As we countdown to the joys and delights of the festive season, the stress naturally begins to build, however much organisation and planning has gone into your pre-Christmas preparations.
How much harder then, if you have a new born baby or one due this month – after the initial euphoria and the thrill or that very first cuddle along with the overwhelming love you feel for your little miracle, the reality starts to set in.
Adjusting to a new born, particularly your first, takes time – nothing can prepare you for the demands or an infant and the highs and lows of parenting.
Every family member, friend and neighbour will want to call for a cuddle – you may even have to fend off Santa! – so anticipate a constant stream of callers dropping by on the pretext of delivering gifts, but really desperate to be the first to rock-a-bye baby !
As new parents, you are the ones who need to set the parameters particularly if you are trying to establish a routine with your new born. Decide early on the best Christmas arrangements for you and your partner. Some babies will naturally snooze their way through a long journey around their feeds, but others will let you know that it’s just not their thing – and there is nothing worse than being caught up in a stationary queue on the motorway with a screaming infant strapped into his or her car seat.
So make a decision early on and then no-one will be disappointed, whether that means staying put and having Christmas at home, or, if you decide you are up to travelling, which of your family and friends would really help and support you if you stayed with them. If you do decide on a family get together, ensure that the holiday revolves around you and your baby’s needs, so if a late breakfast and even later Christmas lunch suits you better, be firm and make your demands!
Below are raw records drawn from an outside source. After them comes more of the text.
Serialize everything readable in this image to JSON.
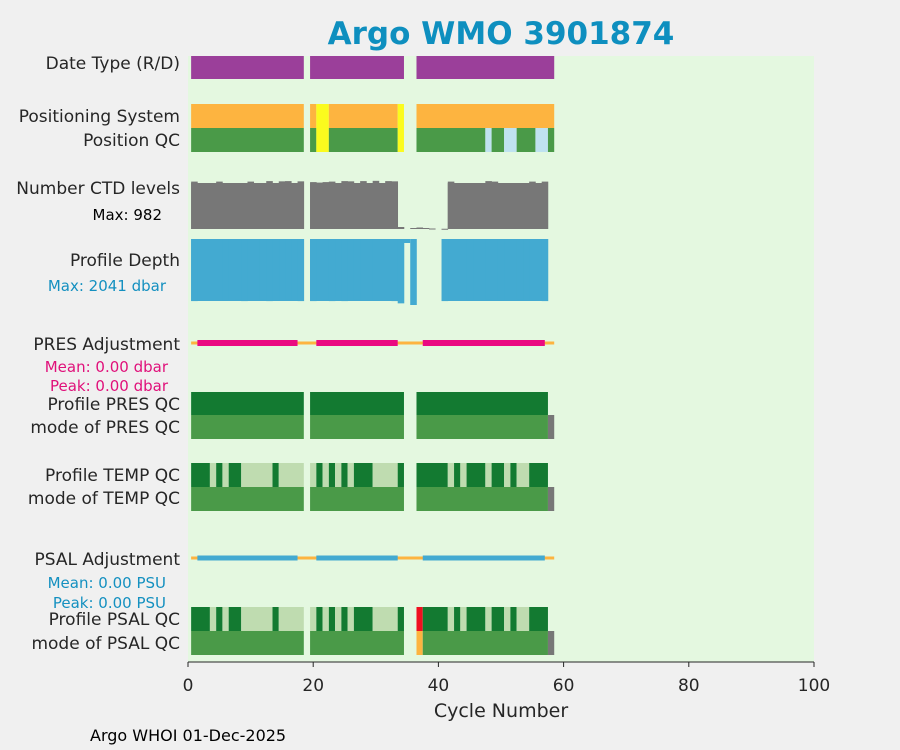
{
  "colors": {
    "background": "#f0f0f0",
    "plot_bg": "#e4f8e0",
    "title": "#0e8fbf",
    "purple": "#9b3f9a",
    "orange": "#fdb440",
    "yellow": "#fbfb1e",
    "green_mid": "#4a9a48",
    "green_dark": "#137a31",
    "green_light": "#bfdcb0",
    "light_blue": "#bfe2f0",
    "gray": "#777777",
    "blue": "#43aad1",
    "pink": "#ea0a81",
    "red": "#ef1020",
    "pres_text": "#e0107a",
    "psal_text": "#1490c0"
  },
  "chart_data": {
    "type": "timeline",
    "title": "Argo WMO 3901874",
    "xlabel": "Cycle Number",
    "xlim": [
      0,
      100
    ],
    "xticks": [
      0,
      20,
      40,
      60,
      80,
      100
    ],
    "rows": [
      {
        "id": "date_type",
        "label": "Date Type (R/D)"
      },
      {
        "id": "positioning_system",
        "label": "Positioning System"
      },
      {
        "id": "position_qc",
        "label": "Position QC"
      },
      {
        "id": "n_ctd_levels",
        "label": "Number CTD levels",
        "note": "Max: 982"
      },
      {
        "id": "profile_depth",
        "label": "Profile Depth",
        "note": "Max: 2041 dbar"
      },
      {
        "id": "pres_adjustment",
        "label": "PRES Adjustment",
        "mean": "Mean: 0.00 dbar",
        "peak": "Peak: 0.00 dbar"
      },
      {
        "id": "profile_pres_qc",
        "label": "Profile PRES QC"
      },
      {
        "id": "mode_pres_qc",
        "label": "mode of PRES QC"
      },
      {
        "id": "profile_temp_qc",
        "label": "Profile TEMP QC"
      },
      {
        "id": "mode_temp_qc",
        "label": "mode of TEMP QC"
      },
      {
        "id": "psal_adjustment",
        "label": "PSAL Adjustment",
        "mean": "Mean: 0.00 PSU",
        "peak": "Peak: 0.00 PSU"
      },
      {
        "id": "profile_psal_qc",
        "label": "Profile PSAL QC"
      },
      {
        "id": "mode_psal_qc",
        "label": "mode of PSAL QC"
      }
    ],
    "segments": {
      "date_type": [
        [
          0.5,
          18.5,
          "purple"
        ],
        [
          19.5,
          34.5,
          "purple"
        ],
        [
          36.5,
          58.5,
          "purple"
        ]
      ],
      "positioning_system": [
        [
          0.5,
          18.5,
          "orange"
        ],
        [
          19.5,
          20.5,
          "orange"
        ],
        [
          20.5,
          22.5,
          "yellow"
        ],
        [
          22.5,
          33.5,
          "orange"
        ],
        [
          33.5,
          34.5,
          "yellow"
        ],
        [
          36.5,
          58.5,
          "orange"
        ]
      ],
      "position_qc": [
        [
          0.5,
          18.5,
          "green_mid"
        ],
        [
          19.5,
          20.5,
          "green_mid"
        ],
        [
          20.5,
          22.5,
          "yellow"
        ],
        [
          22.5,
          33.5,
          "green_mid"
        ],
        [
          33.5,
          34.5,
          "yellow"
        ],
        [
          36.5,
          47.5,
          "green_mid"
        ],
        [
          47.5,
          48.5,
          "light_blue"
        ],
        [
          48.5,
          50.5,
          "green_mid"
        ],
        [
          50.5,
          52.5,
          "light_blue"
        ],
        [
          52.5,
          55.5,
          "green_mid"
        ],
        [
          55.5,
          57.5,
          "light_blue"
        ],
        [
          57.5,
          58.5,
          "green_mid"
        ]
      ],
      "profile_pres_qc": [
        [
          0.5,
          18.5,
          "green_dark"
        ],
        [
          19.5,
          34.5,
          "green_dark"
        ],
        [
          36.5,
          57.5,
          "green_dark"
        ]
      ],
      "mode_pres_qc": [
        [
          0.5,
          18.5,
          "green_mid"
        ],
        [
          19.5,
          34.5,
          "green_mid"
        ],
        [
          36.5,
          57.5,
          "green_mid"
        ],
        [
          57.5,
          58.5,
          "gray"
        ]
      ],
      "profile_temp_qc": [
        [
          0.5,
          3.5,
          "green_dark"
        ],
        [
          3.5,
          4.5,
          "green_light"
        ],
        [
          4.5,
          5.5,
          "green_dark"
        ],
        [
          5.5,
          6.5,
          "green_light"
        ],
        [
          6.5,
          8.5,
          "green_dark"
        ],
        [
          8.5,
          13.5,
          "green_light"
        ],
        [
          13.5,
          14.5,
          "green_dark"
        ],
        [
          14.5,
          18.5,
          "green_light"
        ],
        [
          19.5,
          20.5,
          "green_light"
        ],
        [
          20.5,
          21.5,
          "green_dark"
        ],
        [
          21.5,
          22.5,
          "green_light"
        ],
        [
          22.5,
          23.5,
          "green_dark"
        ],
        [
          23.5,
          24.5,
          "green_light"
        ],
        [
          24.5,
          25.5,
          "green_dark"
        ],
        [
          25.5,
          26.5,
          "green_light"
        ],
        [
          26.5,
          29.5,
          "green_dark"
        ],
        [
          29.5,
          33.5,
          "green_light"
        ],
        [
          33.5,
          34.5,
          "green_dark"
        ],
        [
          36.5,
          41.5,
          "green_dark"
        ],
        [
          41.5,
          42.5,
          "green_light"
        ],
        [
          42.5,
          43.5,
          "green_dark"
        ],
        [
          43.5,
          44.5,
          "green_light"
        ],
        [
          44.5,
          47.5,
          "green_dark"
        ],
        [
          47.5,
          48.5,
          "green_light"
        ],
        [
          48.5,
          50.5,
          "green_dark"
        ],
        [
          50.5,
          51.5,
          "green_light"
        ],
        [
          51.5,
          52.5,
          "green_dark"
        ],
        [
          52.5,
          54.5,
          "green_light"
        ],
        [
          54.5,
          57.5,
          "green_dark"
        ]
      ],
      "mode_temp_qc": [
        [
          0.5,
          18.5,
          "green_mid"
        ],
        [
          19.5,
          34.5,
          "green_mid"
        ],
        [
          36.5,
          57.5,
          "green_mid"
        ],
        [
          57.5,
          58.5,
          "gray"
        ]
      ],
      "profile_psal_qc": [
        [
          0.5,
          3.5,
          "green_dark"
        ],
        [
          3.5,
          4.5,
          "green_light"
        ],
        [
          4.5,
          5.5,
          "green_dark"
        ],
        [
          5.5,
          6.5,
          "green_light"
        ],
        [
          6.5,
          8.5,
          "green_dark"
        ],
        [
          8.5,
          13.5,
          "green_light"
        ],
        [
          13.5,
          14.5,
          "green_dark"
        ],
        [
          14.5,
          18.5,
          "green_light"
        ],
        [
          19.5,
          20.5,
          "green_light"
        ],
        [
          20.5,
          21.5,
          "green_dark"
        ],
        [
          21.5,
          22.5,
          "green_light"
        ],
        [
          22.5,
          23.5,
          "green_dark"
        ],
        [
          23.5,
          24.5,
          "green_light"
        ],
        [
          24.5,
          25.5,
          "green_dark"
        ],
        [
          25.5,
          26.5,
          "green_light"
        ],
        [
          26.5,
          29.5,
          "green_dark"
        ],
        [
          29.5,
          33.5,
          "green_light"
        ],
        [
          33.5,
          34.5,
          "green_dark"
        ],
        [
          36.5,
          37.5,
          "red"
        ],
        [
          37.5,
          41.5,
          "green_dark"
        ],
        [
          41.5,
          42.5,
          "green_light"
        ],
        [
          42.5,
          43.5,
          "green_dark"
        ],
        [
          43.5,
          44.5,
          "green_light"
        ],
        [
          44.5,
          47.5,
          "green_dark"
        ],
        [
          47.5,
          48.5,
          "green_light"
        ],
        [
          48.5,
          50.5,
          "green_dark"
        ],
        [
          50.5,
          51.5,
          "green_light"
        ],
        [
          51.5,
          52.5,
          "green_dark"
        ],
        [
          52.5,
          54.5,
          "green_light"
        ],
        [
          54.5,
          57.5,
          "green_dark"
        ]
      ],
      "mode_psal_qc": [
        [
          0.5,
          18.5,
          "green_mid"
        ],
        [
          19.5,
          34.5,
          "green_mid"
        ],
        [
          36.5,
          37.5,
          "orange"
        ],
        [
          37.5,
          57.5,
          "green_mid"
        ],
        [
          57.5,
          58.5,
          "gray"
        ]
      ]
    },
    "adjustment_lines": {
      "pres_adjustment": {
        "color": "pink",
        "range": [
          0.5,
          58.5
        ],
        "segments": [
          [
            1.5,
            17.5
          ],
          [
            20.5,
            33.5
          ],
          [
            37.5,
            57.0
          ]
        ]
      },
      "psal_adjustment": {
        "color": "blue",
        "range": [
          0.5,
          58.5
        ],
        "segments": [
          [
            1.5,
            17.5
          ],
          [
            20.5,
            33.5
          ],
          [
            37.5,
            57.0
          ]
        ]
      }
    },
    "n_ctd_levels": {
      "max": 982,
      "values": [
        [
          1,
          950
        ],
        [
          5,
          950
        ],
        [
          10,
          950
        ],
        [
          13,
          960
        ],
        [
          15,
          955
        ],
        [
          16,
          960
        ],
        [
          18,
          955
        ],
        [
          20,
          940
        ],
        [
          21,
          930
        ],
        [
          22,
          940
        ],
        [
          23,
          950
        ],
        [
          25,
          960
        ],
        [
          26,
          955
        ],
        [
          28,
          960
        ],
        [
          30,
          965
        ],
        [
          32,
          960
        ],
        [
          33,
          955
        ],
        [
          34,
          40
        ],
        [
          36,
          20
        ],
        [
          37,
          30
        ],
        [
          38,
          20
        ],
        [
          39,
          10
        ],
        [
          41,
          5
        ],
        [
          42,
          950
        ],
        [
          48,
          960
        ],
        [
          49,
          950
        ],
        [
          55,
          950
        ],
        [
          57,
          950
        ]
      ]
    },
    "profile_depth": {
      "max_dbar": 2041,
      "values": [
        [
          1,
          1920
        ],
        [
          6,
          1900
        ],
        [
          8,
          1860
        ],
        [
          9,
          1920
        ],
        [
          12,
          1880
        ],
        [
          13,
          1920
        ],
        [
          14,
          1900
        ],
        [
          16,
          1880
        ],
        [
          18,
          1920
        ],
        [
          20,
          1920
        ],
        [
          22,
          1860
        ],
        [
          23,
          1920
        ],
        [
          24,
          1800
        ],
        [
          25,
          1920
        ],
        [
          27,
          1880
        ],
        [
          30,
          1900
        ],
        [
          33,
          1920
        ],
        [
          34,
          1990
        ],
        [
          36,
          2041
        ],
        [
          41,
          1920
        ],
        [
          45,
          1900
        ],
        [
          48,
          1880
        ],
        [
          50,
          1900
        ],
        [
          53,
          1880
        ],
        [
          55,
          1900
        ],
        [
          57,
          1920
        ]
      ]
    },
    "footer": "Argo WHOI 01-Dec-2025"
  }
}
Your next decision will be laying down some rules for relatives craving a cuddle. Are you happy for your new born to feature as the festive pass the parcel, will you ask people to wash their hands beforehand, how long are you happy for your baby to be held – all your emotions are already heightened, so don’t succumb to pressure and be made to feel you’re being hysterical, just do what feels right for you and your little one. You will sense when your baby has had enough stimulation from all the different faces, hands, and sounds and that will be your cue to find a quiet room where you can have time together to feed or settle your baby and get back into your zone.
Advice and protocols change from generation to generation and even year to year and there is always someone setting him or herself up as an expert usually with that irritating “it wasn’t done like that in my day” refrain! Everyone parents differently and there is no definitive right or wrong – add to that a whole gamut of advice out there for newbie parents and it can feel overwhelming but if you trust in your own instincts as a new mum and dad you won’t go far wrong.
However you plan to feed your baby, it can take time for you and baby to get used to breast or bottle so give yourself time in those early days when you are both adjusting so that you can enjoy the experience and bonding time together.
Breast feeding can be awkward at first and for many new mums it can be difficult feeding in a public place or even at home among familiar faces. You will learn in time to cover up discreetly with baby shawls and covers which shield you both giving you extra privacy if need to feed while you are out. Plan your meals around the feeds so you are not called away in the middle of a feast, as mums need to eat too!Enjoy your new baby’s first Christmas – savour this new experience, and if do you need to escape a social situation, it’s so easy – just blame it on the baby!